滅多に家を出ない彼が、僕と一緒になって良く連れて行ってくれた食堂があった。そこが仕入先だった。その日雲に手が届きそうなくらい低く立ち込めた空の下、いつの間にかになれた手でいつものように稼いだお金と、彼の好きなお酒を持って彼の家に行っていた。僕がいつ家に来るか聞いていた、約束を破らない彼が、家にいなかった。その時僕の中を低い黒い雲が駆け抜けた。僕は雲に押されるように、食堂に向かっていた。小汚い町の真ん中にある、小汚いバーの二階に食堂はあった。階段の入り口にある柵は閉まったままで、1階2階兼用の裏口から、仕入れ口から僕は中に入った。階段をゆっくりゆっくり上がり、最後の一段を踏むと同時に肉を叩く音がした。閉まりきっていない玄関の隙間の向こうに、スキンヘッド2人に挟まれ、天井から吊るされた鎖に足をつながれ、逆さになった彼の短く刈り上げた頭は凹み、ゆっくりゆっくり前後に揺れていた。薄めを開けた彼の目と僕は目があった。扉を開けて飛び込もうとした僕に彼は、ただ目を一度閉じ、二度と開けなかった。スキンヘッドの1人が、彼の好きなワイシャツに、肉包丁を滑らし脱がせた。僕を抱きしめてくれた体に、赤い1本線が入り、血がなれた。もう1人が彼の大きな首に魚包丁を立てた。頸動脈から溢れる血が、彼の頭を伝い脳天から下の大きなタライにスーッと溜まっていった。同じように肉包丁をもう1人が、僕の愛撫したそばから胸まで滑らした。一気に溢れ出す腸と内臓、太く大きい筋肉も切り裂き、レトルトパックのようにドッと溢れ出す彼の内臓は、まだ鮮血で染まらず、内臓そのもだった。魚包丁は鎖の絡まった足先の筋に刃を立て、綺麗に骨と身を離していく。皮は剝がずにそぎ落とすその肉には、僕の歯型が残っていた。背中の、胸の腕の肉が削ぎ落とされる頃、タライは入れ替わり、大きな機会音が聞こえた。背の高いスキンヘッドがチェーンソウを取り出し、彼を手の先から切り離しって行った。
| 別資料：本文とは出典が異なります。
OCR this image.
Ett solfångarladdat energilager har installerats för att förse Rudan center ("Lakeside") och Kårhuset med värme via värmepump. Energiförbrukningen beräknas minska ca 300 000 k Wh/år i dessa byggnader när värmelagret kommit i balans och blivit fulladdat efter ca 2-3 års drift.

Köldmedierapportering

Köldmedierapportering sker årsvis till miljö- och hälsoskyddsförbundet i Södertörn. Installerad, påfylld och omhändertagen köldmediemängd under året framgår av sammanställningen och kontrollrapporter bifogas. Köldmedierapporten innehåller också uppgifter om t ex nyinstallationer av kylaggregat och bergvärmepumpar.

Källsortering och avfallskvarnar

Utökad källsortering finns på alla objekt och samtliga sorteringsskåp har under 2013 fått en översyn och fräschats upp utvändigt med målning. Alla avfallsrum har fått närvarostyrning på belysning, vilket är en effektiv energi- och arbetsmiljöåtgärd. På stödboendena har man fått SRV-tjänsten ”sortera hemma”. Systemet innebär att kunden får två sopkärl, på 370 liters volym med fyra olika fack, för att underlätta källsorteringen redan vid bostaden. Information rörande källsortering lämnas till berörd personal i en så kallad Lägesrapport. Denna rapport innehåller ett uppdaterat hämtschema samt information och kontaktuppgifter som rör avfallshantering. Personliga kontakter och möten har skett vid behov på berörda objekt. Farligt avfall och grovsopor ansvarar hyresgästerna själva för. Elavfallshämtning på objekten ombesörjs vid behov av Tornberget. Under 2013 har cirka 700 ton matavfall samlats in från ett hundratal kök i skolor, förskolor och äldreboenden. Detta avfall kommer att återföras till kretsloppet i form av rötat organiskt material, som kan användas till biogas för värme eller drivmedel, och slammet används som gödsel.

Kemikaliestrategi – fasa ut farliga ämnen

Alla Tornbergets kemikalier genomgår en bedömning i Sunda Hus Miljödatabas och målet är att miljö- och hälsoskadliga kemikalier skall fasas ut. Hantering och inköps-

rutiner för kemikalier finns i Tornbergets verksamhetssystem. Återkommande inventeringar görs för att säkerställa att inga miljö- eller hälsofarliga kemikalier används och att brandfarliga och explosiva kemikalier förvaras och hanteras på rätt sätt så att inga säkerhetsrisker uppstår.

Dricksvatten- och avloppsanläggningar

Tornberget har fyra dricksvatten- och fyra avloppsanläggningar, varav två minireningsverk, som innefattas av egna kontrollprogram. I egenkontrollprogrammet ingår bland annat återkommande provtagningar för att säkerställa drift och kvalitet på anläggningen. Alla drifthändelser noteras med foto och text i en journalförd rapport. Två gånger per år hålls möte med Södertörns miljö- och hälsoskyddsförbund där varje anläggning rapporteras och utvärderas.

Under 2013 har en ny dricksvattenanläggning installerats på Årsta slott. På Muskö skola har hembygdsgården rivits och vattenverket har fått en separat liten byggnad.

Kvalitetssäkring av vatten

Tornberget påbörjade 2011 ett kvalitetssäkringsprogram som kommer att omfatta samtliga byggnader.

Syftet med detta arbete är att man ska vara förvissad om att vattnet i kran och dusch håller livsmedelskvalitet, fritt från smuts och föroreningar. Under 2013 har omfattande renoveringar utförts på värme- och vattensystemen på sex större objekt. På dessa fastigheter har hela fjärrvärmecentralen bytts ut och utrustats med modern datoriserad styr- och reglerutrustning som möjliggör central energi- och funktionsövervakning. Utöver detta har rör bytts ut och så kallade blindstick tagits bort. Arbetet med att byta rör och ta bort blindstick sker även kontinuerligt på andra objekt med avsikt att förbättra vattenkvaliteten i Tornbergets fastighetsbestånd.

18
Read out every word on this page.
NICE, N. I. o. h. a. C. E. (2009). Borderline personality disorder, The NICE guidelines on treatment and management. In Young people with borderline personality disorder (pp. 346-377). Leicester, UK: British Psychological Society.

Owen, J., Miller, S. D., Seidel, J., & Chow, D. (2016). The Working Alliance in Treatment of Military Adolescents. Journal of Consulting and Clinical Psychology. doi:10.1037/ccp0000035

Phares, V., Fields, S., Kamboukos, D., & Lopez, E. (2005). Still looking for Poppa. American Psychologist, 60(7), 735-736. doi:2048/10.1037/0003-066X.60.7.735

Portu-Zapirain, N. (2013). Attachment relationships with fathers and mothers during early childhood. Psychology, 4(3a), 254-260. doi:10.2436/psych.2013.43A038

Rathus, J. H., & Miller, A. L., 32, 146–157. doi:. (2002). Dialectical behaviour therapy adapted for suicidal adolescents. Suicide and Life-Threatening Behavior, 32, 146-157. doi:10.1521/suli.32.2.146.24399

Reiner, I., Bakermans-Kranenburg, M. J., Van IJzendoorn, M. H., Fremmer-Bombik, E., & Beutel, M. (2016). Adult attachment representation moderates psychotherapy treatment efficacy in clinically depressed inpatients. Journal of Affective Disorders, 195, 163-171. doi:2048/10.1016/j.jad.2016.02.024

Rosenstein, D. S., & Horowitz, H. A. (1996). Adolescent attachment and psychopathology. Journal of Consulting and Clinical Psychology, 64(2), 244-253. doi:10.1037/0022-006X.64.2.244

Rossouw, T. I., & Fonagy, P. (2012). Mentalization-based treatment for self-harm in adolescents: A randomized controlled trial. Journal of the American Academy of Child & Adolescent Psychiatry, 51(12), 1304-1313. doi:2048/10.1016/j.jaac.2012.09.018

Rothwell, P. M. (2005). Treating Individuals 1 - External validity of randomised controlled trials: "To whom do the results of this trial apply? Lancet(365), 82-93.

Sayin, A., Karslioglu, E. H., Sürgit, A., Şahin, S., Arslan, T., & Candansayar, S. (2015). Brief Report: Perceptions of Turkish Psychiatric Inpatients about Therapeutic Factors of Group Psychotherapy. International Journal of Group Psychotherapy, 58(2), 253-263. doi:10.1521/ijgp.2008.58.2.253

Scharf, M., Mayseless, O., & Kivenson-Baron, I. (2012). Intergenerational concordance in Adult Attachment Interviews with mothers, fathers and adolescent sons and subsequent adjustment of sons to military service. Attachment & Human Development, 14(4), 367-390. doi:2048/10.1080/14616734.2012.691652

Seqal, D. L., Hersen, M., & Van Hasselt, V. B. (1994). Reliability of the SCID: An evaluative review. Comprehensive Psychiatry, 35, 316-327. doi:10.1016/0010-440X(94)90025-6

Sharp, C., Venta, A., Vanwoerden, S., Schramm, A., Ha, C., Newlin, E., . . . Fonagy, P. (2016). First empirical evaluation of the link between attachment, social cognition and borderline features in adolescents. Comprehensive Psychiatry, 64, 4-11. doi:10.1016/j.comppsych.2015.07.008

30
ほとんど肉のないガタイの言い方骨が細かく砕けながらタライに落ちていった。そして食堂は血生臭い蒸気で覆われた。彼は厨房で大きな寸胴で煮詰められ、骨と一緒に細かく砕かれ、トイレに流されていった。


僕は僕の口に手を当て、溢れそうなんる小さな悲鳴を抑えるしかなかった。僕は悲惨さを衝撃を感じるとともに、彼の姿を目に焼き付けたかった。僕はその変わり果てた彼が愛おしかった。僕は彼を殺したい、そう最後に彼が教えてくれた。